One day, a broccoli mouthwash may help defend people against recurring head and neck cancer. While the flavor may take some getting used to, the cancer-fighting powers of the cruciferous veggie would make swishing with sprouts worth it, based on recent research.
Researchers at the University of Pittsburgh Cancer Institute demonstrated the cancer-fighting powers of broccoli sprout extract in human, animal and lab tests.
"With head and neck cancer, we often clear patients of cancer only to see it come back with deadly consequences a few years later," lead author Julie Bauman, M.D., M.P.H., co-director of the University of Pittsburgh Medical Center Head and Neck Cancer Center of Excellence, said in a university release published on medicalxpress.com. "Unfortunately, previous efforts to develop a preventative drug to reduce this risk have been inefficient, intolerable in patients and expensive. That led us to 'green chemoprevention'—the cost-effective development of treatments based upon whole plants or their extracts."

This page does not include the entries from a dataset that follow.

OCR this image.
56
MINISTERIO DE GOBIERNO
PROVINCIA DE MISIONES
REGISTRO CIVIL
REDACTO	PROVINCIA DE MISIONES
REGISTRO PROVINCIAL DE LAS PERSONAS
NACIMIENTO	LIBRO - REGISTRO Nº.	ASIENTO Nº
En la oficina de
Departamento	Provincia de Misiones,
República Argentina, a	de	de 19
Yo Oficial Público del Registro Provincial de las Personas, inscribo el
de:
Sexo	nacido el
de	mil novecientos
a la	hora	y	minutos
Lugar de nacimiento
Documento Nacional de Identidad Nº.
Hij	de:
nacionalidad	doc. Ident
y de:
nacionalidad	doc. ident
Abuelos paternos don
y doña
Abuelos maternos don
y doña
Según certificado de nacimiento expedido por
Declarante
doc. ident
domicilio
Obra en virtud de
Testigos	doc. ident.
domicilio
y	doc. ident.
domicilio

Broccoli and other cruciferous veggies have a high concentration of the compound sulforaphane, which previous research has shown may protect against people against environmental carcinogens. In the new trials, researchers found that sulforaphane kicks up cells’ production of a protein that turns on genes that help detox carcinogens. Their findings were published in the journal Cancer Prevention Research. Encouraged by broccoli’s potency, the researchers have started a larger trial with humans.
"Head and neck cancers account for approximately 3 percent of all cancers in the U.S., but that burden is far greater in many developing countries," said Bauman. "A preventative drug created from whole plants or their extracts may ease the costs of production and distribution, and ultimately have a huge positive impact on mortality and quality of life in people around the world."